Hayrettin Karaman: 'Evet' farzı yerine getirildi; Türkiye'deki dindarlık oranına bakınca önemli bir gelişme...
Referandum öncesi kaleme aldığı yazısında "Bizi hedefe yaklaştıracak olan bir adımı daha 'Evet' diyerek atmak, 'farz olanı tamamlayan ve ona yaklaştıran her fiil farzdır' kuralının çerçevesine dahildir" diyen Yeni Şafak yazarı Hayrettin Karaman, "Halkın yüzde elliden fazlasının bu farzı yerine getirmiş olması Türkiye'deki dindarlık oranlarına göre önemli bir gelişmedir" dedi.
Karaman, kendisine yönelik olarak "Milletin yüzde 50’si 'senin farzını' yerine getirmedi" ifadesini kullanan Hürriyet yazarı Ertuğrul Özkök'e de tepki gösterdi. Görüşleri Cumhurbaşkanı Tayyip Erdoğan tarafından da dikkate alınan Karaman, "Keşke bu zat, yazmadan önce tenezzül edip referandum öncesinde yazdığım 'İtidal' başlıklı yazıyı ve bu mealde yüzlerce yazımı okumuş olsaydı" diye yazdı.
İşte Karaman'ın yazısında öne çıkan o bölüm:
Halk bu oylamada da anayasa değişikliğine yeterli çoğunlukla evet demiş ve yönetim sisteminin değişmesini onaylamıştır. Sistem denenecek, olumlu ve olumsuz tarafları uygulamada ortaya çıkacak ve gerektikçe değiştirilecek, en iyiye doğru yol alınacaktır.

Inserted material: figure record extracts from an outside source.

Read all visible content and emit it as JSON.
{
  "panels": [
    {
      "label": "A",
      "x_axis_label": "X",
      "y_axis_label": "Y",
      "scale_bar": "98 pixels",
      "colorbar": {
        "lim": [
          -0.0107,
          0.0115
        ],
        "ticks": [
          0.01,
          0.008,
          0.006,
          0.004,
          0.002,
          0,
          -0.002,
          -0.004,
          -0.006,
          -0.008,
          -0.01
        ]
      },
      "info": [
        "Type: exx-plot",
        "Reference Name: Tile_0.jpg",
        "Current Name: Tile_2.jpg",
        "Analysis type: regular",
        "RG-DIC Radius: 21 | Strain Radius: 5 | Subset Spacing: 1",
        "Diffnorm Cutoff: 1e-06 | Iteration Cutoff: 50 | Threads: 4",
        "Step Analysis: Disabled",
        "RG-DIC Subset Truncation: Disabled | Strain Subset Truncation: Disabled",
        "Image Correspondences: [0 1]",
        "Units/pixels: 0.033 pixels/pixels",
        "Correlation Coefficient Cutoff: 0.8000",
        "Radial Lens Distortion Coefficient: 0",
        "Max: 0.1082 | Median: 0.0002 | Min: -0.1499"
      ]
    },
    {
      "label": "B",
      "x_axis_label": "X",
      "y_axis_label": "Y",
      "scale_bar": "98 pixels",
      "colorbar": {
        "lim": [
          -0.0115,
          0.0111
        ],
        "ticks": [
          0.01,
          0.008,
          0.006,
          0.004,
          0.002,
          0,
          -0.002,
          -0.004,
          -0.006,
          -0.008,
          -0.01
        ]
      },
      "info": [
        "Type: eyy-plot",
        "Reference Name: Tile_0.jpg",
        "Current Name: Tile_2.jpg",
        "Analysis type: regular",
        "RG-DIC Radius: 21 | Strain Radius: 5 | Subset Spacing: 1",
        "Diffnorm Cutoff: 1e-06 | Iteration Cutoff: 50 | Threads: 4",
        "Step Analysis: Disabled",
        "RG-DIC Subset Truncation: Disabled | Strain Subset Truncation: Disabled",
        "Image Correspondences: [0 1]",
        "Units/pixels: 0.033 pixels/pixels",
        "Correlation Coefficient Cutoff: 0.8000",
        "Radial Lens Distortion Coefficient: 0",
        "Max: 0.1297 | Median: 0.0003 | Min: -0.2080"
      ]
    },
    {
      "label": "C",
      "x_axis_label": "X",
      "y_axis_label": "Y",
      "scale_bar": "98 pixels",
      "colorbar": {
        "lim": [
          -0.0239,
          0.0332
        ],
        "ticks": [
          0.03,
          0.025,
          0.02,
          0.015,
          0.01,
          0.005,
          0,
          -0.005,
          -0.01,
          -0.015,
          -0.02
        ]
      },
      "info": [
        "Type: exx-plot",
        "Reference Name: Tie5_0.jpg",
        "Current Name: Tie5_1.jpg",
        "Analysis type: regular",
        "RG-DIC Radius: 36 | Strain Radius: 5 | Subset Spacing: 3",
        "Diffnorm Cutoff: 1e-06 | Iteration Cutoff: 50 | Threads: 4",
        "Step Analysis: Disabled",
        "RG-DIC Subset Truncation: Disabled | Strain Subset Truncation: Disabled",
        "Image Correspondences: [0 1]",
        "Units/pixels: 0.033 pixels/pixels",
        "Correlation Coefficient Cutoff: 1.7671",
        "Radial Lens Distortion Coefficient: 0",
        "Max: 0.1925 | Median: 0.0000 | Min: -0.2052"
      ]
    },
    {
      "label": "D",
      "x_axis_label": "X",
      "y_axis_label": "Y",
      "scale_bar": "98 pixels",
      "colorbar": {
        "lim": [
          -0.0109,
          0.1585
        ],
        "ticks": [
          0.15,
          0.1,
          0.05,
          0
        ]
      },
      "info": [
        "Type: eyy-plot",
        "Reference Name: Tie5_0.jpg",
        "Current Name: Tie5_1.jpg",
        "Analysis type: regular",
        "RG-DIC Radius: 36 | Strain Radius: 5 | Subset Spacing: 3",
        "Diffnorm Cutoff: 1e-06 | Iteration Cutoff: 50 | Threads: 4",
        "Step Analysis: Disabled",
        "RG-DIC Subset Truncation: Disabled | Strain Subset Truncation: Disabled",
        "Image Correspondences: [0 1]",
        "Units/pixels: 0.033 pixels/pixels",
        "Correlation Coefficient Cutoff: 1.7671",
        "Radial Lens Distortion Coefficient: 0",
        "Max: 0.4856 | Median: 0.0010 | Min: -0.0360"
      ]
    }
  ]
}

“Türkiye'de milliyetçi mukaddesatçı sağın oy oranı yüzde 70'tir, şeklindeki kabulün bu oylama ile yanlış olduğu ortaya çıkmıştır” tespitine katılmıyorum; çünkü çeşitli sebeplerle hayır diyenlerin de içinde bu yüzde yetmişi tamlayacak kadar milliyetçi-mukaddesatçının bulunduğunu herkes bilmektedir. Mesela başörtüsü serbestliği konusunda bir halk oylaması yapılsa evet diyenlerin oranı yüzde yetmişi de geçecektir.
Din ile oy arasındaki ilişki üzerine şu açıklamalar yapılmıştı:
Hayır demek farzdır, evet demek haramdır.
Oylamanın din ile bir alakası yoktur.
Hayatımızda İslam'ın adım adım çoğalmasını ve tamamlanmasını istiyorsak -ki, bunu istemek farzdır- ve bu anayasa değişikliği de bu adımlardan birini teşkil edecek veya adımları kolaylaştıracaksa -farzı tamamlayan, farzın gerçekleşmesine vesile olan da farzdır kuralına göre- oylamada evet demek farz olur (Bu benim görüşümdür).
Halkın yüzde elliden fazlasının bu farzı yerine getirmiş olması Türkiye'deki dindarlık oranlarına göre önemli bir gelişmedir. Keşke halkımızın bu kadarı, bırakın farzı tamamlayan şeyleri, farzların, vaciplerin kendilerini yerine getirseler, haramlardan uzak dursalar ve erdemler dini olan İslam'ı kamil manada yaşasalar ülkemiz bir başka ülke olur; toplumda huzur, barış, adalet, edep, emeğin ve helalin değeri hakim hale gelirdi.
Her şeye rağmen halkımızın kahir çoğunluğunun kendini Müslüman bilmesi, kusurlarına rağmen imanını koruması, bu imanın verdiği sezgi ve irfan sayesinde bilgiçleri yanıltan sonuçlara imza atması şükretmemiz gereken bir vakıadır.
Benim görüşüm, belli bir kuralın belli bir olaya uygulanması manasında bir yorumdur, bir içtihaddır. Bu yoruma katılmamak “farzdan, vacipten kaçmak” manasına gelmez. Dini inancı gereği evet diyen de hayır diyen de bizim orana dahildir.